Н.Болтянская: У вас, кстати, в книге есть фотографии денег.

Ю.Бродский: Да-да-да, там приводится и фотография денег. Это тоже несколько этапов проходило. Была столовая, Михаил Егоров открыл столовую для заключенных внутри лагеря, где можно было за деньги получать продукты. Во 2-м лагере, это уже в Кеми, в пересыльном лагере был сделан ресторан, куда заключенный мог прийти и даже пиво заказать себе. Но потом все это умрет вообще.

Н.Болтянская: Потом – это когда?

Ю.Бродский: В начале 30-х годов.

Н.Болтянская: То есть вы сейчас говорите о Соловках, так скажем, конца 20-х годов, так?
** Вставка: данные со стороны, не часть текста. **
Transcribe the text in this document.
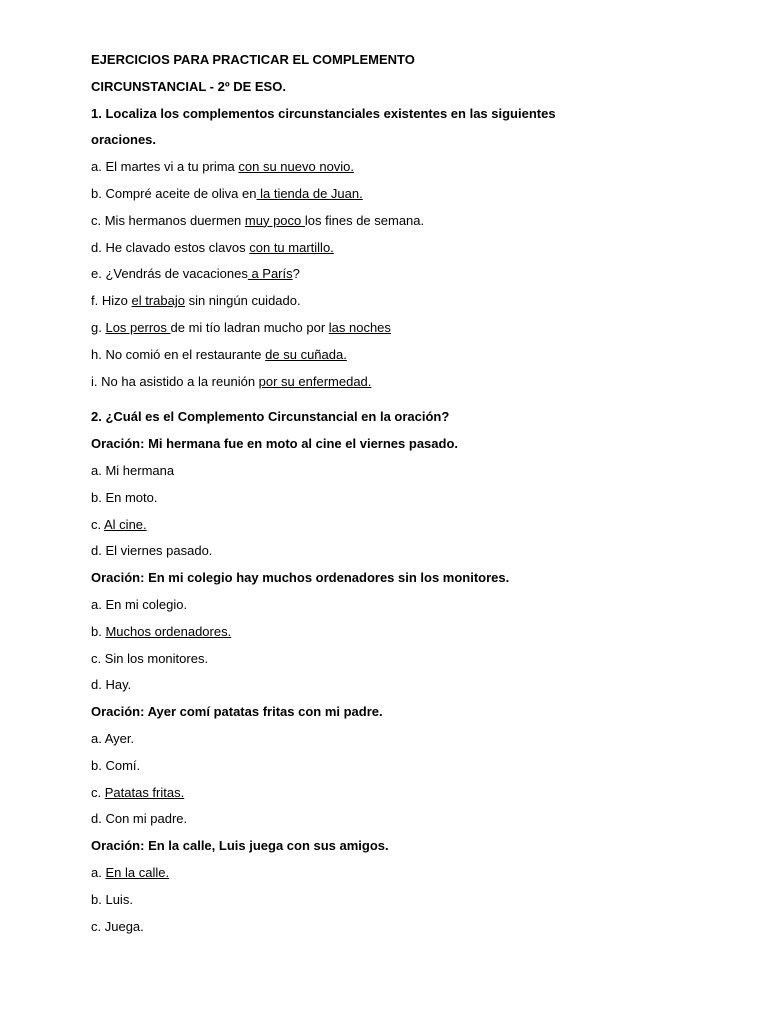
EJERCICIOS PARA PRACTICAR EL COMPLEMENTO
CIRCUNSTANCIAL - 2º DE ESO.
1. Localiza los complementos circunstanciales existentes en las siguientes
oraciones.
a. El martes vi a tu prima con su nuevo novio.
b. Compré aceite de oliva en la tienda de Juan.
c. Mis hermanos duermen muy poco los fines de semana.
d. He clavado estos clavos con tu martillo.
e. ¿Vendrás de vacaciones a París?
f. Hizo el trabajo sin ningún cuidado.
g. Los perros de mi tío ladran mucho por las noches
h. No comió en el restaurante de su cuñada.
i. No ha asistido a la reunión por su enfermedad.
2. ¿Cuál es el Complemento Circunstancial en la oración?
Oración: Mi hermana fue en moto al cine el viernes pasado.
a. Mi hermana
b. En moto.
c. Al cine.
d. El viernes pasado.
Oración: En mi colegio hay muchos ordenadores sin los monitores.
a. En mi colegio.
b. Muchos ordenadores.
c. Sin los monitores.
d. Hay.
Oración: Ayer comí patatas fritas con mi padre.
a. Ayer.
b. Comí.
c. Patatas fritas.
d. Con mi padre.
Oración: En la calle, Luis juega con sus amigos.
a. En la calle.
b. Luis.
c. Juega.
Ю.Бродский: Середины 20-х.

Н.Болтянская: Хорошо. А скажите, пожалуйста, опять же, если верить информации, полученной из книг, очень много заключенных в империи ГУЛАГа погибало, так скажем, от естественных причин, с которыми никто не хотел бороться, как то голод, слабость, тяжелые климатические условия, обострение хронических болезней... Ну, что я вам перечисляю? Вы несколько раз упомянули про расстрелы. Вот, скажем так, для Соловков это, как я понимаю, некая особая история, да?

Ю.Бродский: Да нет, я думаю, что во всех лагерях были расстрелы, и были и самочинные расстрелы, были расстрелы или убийства за сапоги, за полушубок – это довольно массовое явление было. За золотые зубы, которые были у заключенного, могли убить. Нет, это довольно широко было распространено.

Н.Болтянская: А вот вы упомянули о неких положениях о расстрелах. Вы видели эти документы?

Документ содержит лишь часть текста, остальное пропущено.